The answer lies in the initialization of the test’s target variable:
In the first test, I use an ad-hoc subtype of Topic.
In the second test and in production, I use an object of type BuiltinTopic. This object is an instance of an Enum.
In Java, Enum classes and Enum objects are enriched with automatically generated methods. One of these methods equip Enum instances with a name() method that has a default implementation to return the Enum instances’ variable/constant name. Which in my case is “userStatistics”, the same string I expect, minus the correct capitalization of the first character.

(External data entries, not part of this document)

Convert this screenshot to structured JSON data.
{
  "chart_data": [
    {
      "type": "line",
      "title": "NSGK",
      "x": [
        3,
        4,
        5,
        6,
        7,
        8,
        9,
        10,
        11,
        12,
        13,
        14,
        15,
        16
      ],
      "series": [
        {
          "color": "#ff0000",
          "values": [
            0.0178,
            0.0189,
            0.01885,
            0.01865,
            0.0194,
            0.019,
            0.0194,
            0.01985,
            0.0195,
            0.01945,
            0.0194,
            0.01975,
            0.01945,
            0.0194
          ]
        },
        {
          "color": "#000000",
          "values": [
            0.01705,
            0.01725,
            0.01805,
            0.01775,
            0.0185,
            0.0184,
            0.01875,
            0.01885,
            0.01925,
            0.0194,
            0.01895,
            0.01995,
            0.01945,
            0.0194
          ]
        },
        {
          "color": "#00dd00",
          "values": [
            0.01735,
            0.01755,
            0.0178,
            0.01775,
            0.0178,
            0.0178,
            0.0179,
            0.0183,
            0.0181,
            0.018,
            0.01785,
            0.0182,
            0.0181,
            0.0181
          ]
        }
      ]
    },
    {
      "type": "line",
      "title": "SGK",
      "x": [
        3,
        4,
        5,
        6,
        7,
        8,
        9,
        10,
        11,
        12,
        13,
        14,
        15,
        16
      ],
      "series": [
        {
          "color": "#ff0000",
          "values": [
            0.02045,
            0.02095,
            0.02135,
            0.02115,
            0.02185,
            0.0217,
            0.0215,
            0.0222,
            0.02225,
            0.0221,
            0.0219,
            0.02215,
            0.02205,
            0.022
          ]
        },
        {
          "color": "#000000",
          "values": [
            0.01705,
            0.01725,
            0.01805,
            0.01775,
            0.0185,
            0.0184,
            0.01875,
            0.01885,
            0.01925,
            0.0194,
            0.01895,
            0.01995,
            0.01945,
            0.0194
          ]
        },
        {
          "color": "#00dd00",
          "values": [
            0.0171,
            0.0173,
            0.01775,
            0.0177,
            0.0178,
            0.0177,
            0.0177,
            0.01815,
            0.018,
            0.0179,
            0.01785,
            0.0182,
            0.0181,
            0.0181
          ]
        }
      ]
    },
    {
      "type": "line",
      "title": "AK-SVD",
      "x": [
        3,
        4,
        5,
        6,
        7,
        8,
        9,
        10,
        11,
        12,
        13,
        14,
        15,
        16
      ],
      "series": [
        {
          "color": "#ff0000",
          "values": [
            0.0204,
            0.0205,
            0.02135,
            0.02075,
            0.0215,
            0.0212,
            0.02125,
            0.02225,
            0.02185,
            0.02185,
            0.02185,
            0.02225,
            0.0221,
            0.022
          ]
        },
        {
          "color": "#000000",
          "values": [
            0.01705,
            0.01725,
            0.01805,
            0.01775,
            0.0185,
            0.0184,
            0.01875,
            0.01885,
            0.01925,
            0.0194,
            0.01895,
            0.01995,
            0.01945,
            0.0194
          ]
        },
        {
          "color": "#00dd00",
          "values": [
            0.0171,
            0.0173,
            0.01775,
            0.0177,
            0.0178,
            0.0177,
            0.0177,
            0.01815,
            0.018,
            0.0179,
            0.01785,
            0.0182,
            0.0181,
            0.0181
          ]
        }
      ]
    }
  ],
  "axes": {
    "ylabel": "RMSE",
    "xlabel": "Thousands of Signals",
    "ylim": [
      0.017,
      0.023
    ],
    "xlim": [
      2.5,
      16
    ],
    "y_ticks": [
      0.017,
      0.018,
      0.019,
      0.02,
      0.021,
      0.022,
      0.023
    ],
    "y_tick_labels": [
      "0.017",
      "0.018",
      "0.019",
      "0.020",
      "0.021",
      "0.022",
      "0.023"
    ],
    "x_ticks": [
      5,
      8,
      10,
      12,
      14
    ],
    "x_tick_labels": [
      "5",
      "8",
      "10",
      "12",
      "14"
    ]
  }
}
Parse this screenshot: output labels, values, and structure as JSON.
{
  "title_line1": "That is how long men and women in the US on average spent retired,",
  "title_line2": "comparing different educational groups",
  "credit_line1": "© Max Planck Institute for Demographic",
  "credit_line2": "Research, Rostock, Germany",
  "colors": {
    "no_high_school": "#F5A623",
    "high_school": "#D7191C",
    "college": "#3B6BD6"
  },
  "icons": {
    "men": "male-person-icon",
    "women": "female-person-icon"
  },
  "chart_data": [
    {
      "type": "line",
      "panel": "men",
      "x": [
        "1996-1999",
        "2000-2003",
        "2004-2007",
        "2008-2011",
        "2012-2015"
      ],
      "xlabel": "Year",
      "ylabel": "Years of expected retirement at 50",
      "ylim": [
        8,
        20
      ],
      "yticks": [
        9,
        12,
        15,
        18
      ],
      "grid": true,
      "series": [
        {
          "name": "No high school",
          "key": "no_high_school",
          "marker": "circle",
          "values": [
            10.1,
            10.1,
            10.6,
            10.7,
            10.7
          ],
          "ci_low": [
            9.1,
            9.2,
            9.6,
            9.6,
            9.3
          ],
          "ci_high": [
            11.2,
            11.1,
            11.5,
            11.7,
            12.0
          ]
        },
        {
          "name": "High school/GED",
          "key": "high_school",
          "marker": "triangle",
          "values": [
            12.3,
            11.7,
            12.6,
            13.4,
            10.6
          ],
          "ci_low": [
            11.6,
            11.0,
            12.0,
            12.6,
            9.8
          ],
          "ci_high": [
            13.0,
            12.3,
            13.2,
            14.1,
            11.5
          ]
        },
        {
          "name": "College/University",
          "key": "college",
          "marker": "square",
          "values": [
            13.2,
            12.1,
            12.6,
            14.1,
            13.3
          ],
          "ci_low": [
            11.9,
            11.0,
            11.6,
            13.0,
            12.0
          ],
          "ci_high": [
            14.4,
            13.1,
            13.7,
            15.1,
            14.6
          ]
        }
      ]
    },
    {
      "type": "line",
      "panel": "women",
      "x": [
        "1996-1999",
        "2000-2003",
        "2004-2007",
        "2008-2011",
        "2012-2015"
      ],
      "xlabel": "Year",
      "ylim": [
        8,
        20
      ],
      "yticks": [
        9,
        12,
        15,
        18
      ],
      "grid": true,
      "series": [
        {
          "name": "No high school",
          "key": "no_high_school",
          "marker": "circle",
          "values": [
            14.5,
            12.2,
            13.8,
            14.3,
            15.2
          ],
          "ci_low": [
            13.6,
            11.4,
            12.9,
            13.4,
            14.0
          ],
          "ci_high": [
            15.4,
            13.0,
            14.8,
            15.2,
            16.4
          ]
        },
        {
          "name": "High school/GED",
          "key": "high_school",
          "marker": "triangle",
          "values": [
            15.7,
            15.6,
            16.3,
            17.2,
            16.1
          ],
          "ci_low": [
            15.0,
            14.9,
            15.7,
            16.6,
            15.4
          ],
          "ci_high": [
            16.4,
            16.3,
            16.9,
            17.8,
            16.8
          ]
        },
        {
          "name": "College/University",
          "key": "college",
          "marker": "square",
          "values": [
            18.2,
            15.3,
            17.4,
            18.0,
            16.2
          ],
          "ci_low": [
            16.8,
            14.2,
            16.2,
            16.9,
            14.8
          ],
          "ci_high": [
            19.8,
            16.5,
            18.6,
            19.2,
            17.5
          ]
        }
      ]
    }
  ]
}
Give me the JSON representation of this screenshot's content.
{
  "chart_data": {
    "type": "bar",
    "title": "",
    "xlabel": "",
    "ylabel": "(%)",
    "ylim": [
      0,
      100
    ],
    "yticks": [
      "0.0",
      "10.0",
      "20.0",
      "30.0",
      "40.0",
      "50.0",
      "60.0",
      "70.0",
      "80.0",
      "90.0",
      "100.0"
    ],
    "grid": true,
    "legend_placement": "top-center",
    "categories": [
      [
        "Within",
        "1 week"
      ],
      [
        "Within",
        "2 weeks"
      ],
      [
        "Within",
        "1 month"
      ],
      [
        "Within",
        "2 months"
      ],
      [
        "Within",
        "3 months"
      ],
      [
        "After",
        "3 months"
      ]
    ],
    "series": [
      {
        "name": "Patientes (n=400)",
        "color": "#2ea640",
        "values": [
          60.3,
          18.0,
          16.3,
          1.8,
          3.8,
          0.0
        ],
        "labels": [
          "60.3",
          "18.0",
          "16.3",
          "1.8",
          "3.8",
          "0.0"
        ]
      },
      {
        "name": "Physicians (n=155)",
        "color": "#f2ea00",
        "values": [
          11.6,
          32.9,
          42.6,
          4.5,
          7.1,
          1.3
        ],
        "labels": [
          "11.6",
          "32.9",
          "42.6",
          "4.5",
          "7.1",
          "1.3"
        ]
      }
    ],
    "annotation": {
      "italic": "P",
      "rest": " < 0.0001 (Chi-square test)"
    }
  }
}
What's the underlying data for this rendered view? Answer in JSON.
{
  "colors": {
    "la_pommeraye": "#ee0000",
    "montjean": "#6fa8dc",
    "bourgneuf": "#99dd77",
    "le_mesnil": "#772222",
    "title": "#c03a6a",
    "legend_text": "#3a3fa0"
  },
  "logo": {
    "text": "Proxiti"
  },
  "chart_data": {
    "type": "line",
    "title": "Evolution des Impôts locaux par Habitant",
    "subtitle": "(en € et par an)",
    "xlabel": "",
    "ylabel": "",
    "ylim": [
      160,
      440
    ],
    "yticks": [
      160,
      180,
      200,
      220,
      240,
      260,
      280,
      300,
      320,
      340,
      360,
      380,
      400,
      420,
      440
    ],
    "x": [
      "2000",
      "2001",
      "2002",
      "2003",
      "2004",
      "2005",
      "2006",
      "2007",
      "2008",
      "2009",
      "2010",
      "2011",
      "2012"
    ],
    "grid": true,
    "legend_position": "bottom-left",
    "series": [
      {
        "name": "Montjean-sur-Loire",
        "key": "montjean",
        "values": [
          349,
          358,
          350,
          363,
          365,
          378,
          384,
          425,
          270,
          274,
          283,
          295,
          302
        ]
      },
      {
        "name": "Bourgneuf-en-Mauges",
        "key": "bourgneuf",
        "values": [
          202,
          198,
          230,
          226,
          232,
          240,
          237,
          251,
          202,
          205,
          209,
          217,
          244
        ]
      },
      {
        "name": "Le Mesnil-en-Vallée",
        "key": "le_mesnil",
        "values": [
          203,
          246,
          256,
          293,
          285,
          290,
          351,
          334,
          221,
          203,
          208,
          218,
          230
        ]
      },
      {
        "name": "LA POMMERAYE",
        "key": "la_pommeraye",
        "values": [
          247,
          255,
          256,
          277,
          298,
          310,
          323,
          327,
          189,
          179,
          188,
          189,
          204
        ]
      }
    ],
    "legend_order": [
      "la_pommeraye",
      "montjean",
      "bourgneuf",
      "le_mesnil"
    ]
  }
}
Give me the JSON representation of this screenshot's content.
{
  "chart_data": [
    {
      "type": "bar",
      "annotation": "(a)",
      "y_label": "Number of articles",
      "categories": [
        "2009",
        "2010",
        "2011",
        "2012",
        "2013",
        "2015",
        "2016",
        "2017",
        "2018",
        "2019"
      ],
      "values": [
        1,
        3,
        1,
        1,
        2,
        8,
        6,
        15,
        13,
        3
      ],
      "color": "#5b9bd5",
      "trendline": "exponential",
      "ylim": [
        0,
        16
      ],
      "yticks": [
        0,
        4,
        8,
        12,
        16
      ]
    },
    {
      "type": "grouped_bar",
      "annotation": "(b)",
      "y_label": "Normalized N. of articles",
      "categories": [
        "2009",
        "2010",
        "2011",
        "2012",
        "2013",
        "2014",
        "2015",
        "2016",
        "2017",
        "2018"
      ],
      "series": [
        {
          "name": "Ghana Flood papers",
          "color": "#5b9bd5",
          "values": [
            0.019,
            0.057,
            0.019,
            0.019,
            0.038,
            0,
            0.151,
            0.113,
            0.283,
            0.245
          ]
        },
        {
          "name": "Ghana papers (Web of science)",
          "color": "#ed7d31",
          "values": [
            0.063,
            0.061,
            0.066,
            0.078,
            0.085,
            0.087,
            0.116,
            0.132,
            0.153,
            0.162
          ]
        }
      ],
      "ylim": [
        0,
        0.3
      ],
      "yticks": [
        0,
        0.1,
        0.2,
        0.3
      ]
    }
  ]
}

If I had named the Enum instance “UserStatistics”, everything would have worked out until somebody changes the name or adds another instance with a slight difference in naming.
If I had named my Enum instance something totally different like “topic2”, it would have been obvious. But in this case, with only the minor deviation, I was compelled to search for problems elsewhere.
The problem is that the auto-generated name() method overwrites my default method, but only in cases of real Enum instances.
So I thought hard about the name of the name() method and decided that I don’t really want a name(), I want an identifier(). And that made the problem go away:
public interface Topic {
String denotation();
default String identifier() {
return Without.spaces(denotation());
}
}
Because the configuration code only refers to the Topic type, it cannot see the name() method anymore and only uses the identifier() that creates the correct strings.
I don’t see any (sane) way to prohibit the Java Enum from automatically overwriting my methods when the signature matches. So it feels natural to sidestep the problem by changing names.
Which shows once more that naming is hard. And soft-restricting certain names like Java Enums do doesn’t lighten the burden for the programmer.